El oportunismo político del presidente Sánchez es conocido y seguramente inevitable. Ante las dificultades políticas y judiciales que afronta su agenda diaria, hay que aprovechar cualquier torpeza de los adversarios, a costa de lo que sea y de quien sea. Más difícil resulta comprender lo de Díaz Ayuso, pues, además de sus continuos cambios de criterio –en el aborto ha pasado de defender el derecho para las adolescentes de 16 años a proclamar “¡que se vayan a abortar otra parte!”–, la presidenta exhibe siempre una retórica agresiva y frentista, que hace tiempo que rebasa lo tolerable en una sociedad democrática, que tiene como máxima aspiración la convivencia en paz.

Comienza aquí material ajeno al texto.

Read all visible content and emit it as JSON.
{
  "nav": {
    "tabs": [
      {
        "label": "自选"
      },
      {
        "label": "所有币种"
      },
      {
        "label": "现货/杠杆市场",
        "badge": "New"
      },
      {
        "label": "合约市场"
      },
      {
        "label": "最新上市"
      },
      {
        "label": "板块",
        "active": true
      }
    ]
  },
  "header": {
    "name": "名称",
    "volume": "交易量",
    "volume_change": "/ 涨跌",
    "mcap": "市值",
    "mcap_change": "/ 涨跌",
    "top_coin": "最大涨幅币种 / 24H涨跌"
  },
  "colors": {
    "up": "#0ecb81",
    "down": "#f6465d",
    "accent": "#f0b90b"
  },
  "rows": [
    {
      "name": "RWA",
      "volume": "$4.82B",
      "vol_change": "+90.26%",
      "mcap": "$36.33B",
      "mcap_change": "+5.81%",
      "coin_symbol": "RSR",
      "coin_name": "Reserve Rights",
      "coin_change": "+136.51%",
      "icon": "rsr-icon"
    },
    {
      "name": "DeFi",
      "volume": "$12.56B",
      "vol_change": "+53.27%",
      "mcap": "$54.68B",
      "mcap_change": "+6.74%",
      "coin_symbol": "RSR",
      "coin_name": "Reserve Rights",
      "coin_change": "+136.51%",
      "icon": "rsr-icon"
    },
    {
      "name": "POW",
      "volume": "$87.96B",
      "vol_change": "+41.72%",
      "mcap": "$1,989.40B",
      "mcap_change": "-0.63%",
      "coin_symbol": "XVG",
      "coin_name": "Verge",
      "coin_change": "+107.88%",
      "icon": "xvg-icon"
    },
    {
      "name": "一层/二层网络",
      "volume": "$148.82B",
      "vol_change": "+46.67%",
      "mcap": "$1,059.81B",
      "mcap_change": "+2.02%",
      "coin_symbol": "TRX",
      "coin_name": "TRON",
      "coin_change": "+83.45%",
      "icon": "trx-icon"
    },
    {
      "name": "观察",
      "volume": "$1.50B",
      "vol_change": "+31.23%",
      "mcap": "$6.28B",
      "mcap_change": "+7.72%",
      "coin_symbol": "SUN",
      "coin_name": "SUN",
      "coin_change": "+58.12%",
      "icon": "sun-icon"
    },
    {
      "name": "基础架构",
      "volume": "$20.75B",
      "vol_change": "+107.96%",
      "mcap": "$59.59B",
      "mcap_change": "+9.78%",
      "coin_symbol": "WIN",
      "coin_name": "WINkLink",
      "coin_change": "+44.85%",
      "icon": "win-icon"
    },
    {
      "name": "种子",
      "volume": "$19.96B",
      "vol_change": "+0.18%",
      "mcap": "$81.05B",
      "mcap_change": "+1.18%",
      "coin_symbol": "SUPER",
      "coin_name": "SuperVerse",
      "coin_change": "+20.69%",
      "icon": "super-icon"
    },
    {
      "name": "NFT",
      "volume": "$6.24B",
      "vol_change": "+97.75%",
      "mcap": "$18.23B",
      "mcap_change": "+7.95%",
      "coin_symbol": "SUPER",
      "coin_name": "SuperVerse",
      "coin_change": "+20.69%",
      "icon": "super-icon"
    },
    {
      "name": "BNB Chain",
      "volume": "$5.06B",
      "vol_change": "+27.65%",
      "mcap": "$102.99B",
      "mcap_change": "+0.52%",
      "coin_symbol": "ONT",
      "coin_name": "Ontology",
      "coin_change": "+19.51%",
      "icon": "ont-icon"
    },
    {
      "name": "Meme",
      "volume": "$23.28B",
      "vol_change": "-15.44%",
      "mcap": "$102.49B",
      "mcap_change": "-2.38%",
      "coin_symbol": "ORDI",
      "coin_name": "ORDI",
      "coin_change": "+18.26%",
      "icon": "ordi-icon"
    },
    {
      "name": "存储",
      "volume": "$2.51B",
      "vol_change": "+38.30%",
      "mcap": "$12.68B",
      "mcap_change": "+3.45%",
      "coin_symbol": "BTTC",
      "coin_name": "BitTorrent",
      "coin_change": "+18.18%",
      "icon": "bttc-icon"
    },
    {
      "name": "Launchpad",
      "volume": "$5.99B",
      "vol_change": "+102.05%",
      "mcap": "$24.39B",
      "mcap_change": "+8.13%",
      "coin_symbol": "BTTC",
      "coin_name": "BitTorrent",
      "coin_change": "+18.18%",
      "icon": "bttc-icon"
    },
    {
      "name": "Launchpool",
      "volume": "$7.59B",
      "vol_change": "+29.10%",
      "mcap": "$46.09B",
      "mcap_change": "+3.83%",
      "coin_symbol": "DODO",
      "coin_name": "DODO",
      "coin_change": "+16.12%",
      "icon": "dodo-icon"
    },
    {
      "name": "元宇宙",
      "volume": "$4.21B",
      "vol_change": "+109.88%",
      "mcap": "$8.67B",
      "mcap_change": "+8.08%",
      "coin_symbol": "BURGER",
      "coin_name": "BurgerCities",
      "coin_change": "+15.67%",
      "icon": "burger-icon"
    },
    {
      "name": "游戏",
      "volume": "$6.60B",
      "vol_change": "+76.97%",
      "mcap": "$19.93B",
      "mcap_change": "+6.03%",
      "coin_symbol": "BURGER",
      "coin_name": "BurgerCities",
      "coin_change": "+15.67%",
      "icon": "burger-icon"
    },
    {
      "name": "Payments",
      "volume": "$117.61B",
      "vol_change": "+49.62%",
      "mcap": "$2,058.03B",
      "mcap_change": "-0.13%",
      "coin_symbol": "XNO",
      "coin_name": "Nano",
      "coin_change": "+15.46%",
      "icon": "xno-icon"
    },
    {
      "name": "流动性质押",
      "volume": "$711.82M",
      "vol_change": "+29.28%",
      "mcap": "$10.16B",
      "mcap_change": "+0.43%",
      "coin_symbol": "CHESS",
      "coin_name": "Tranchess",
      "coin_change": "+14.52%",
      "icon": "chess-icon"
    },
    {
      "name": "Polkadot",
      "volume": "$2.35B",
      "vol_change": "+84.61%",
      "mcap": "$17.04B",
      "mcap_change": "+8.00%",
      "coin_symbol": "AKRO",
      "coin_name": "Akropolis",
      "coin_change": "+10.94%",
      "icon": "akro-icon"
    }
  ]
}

MADRID, 28/09/2025.- La secretaria política de Podemos y eurodiputada Irene Montero se dirige a medios de comunicación durante la concentración celebrada en Madrid, este domingo, bajo el lema 'Aborto libre para todas' frente al ministerio de Sanidad. EFE/ Víctor Lerena

  

VÍCTOR LERENA / EFE

Porque en una democracia madura, el uso público de la razón y la discrepancia deben estar permitidos a todo el mundo. Pero, como aprendimos de Adam Smith cuando, hace ya casi tres siglos, teorizó sobre los sentimientos morales, no es posible razonar sin empatía, esto es, sin la capacidad de ponerse en la piel del otro. Y en el tema del aborto, como en cualquier tema importante relacionado con la vida humana, una cosa es reflexionar en abstracto –o en un mitin– y otra muy distinta es que te afecte a ti directamente.

Lo cuenta Pauline Harmange, en su último libro He avortat. Una història íntima d’interrupció voluntària de l’embaràs. Aunque feminista, anarquista y proabortista radical, la escritora francesa, capaz de escribir que “pasaron diez días exactos entre el test de embarazo positivo y el embrión en el fondo del váter”, también cuenta que incluso para ella la decisión fue extremadamente difícil, que se sintió sola y con ganas de llorar, preguntándose hasta qué punto no había fallado a la idea de maternidad en la que había sido educada desde niña; hasta qué punto con su decisión no habría sido demasiado egoísta o incluso si no había sido una irresponsable por haber descuidado su sistema anticonceptivo aquella noche tonta. Convencida de que “sin útero no hay opinión”, Harmange reconoce también que formó la suya después de escuchar la del hombre que ama, a su vez progenitor de la vida que finalmente decidió interrumpir. En circunstancias normales, ¿acaso podría ser de otro modo?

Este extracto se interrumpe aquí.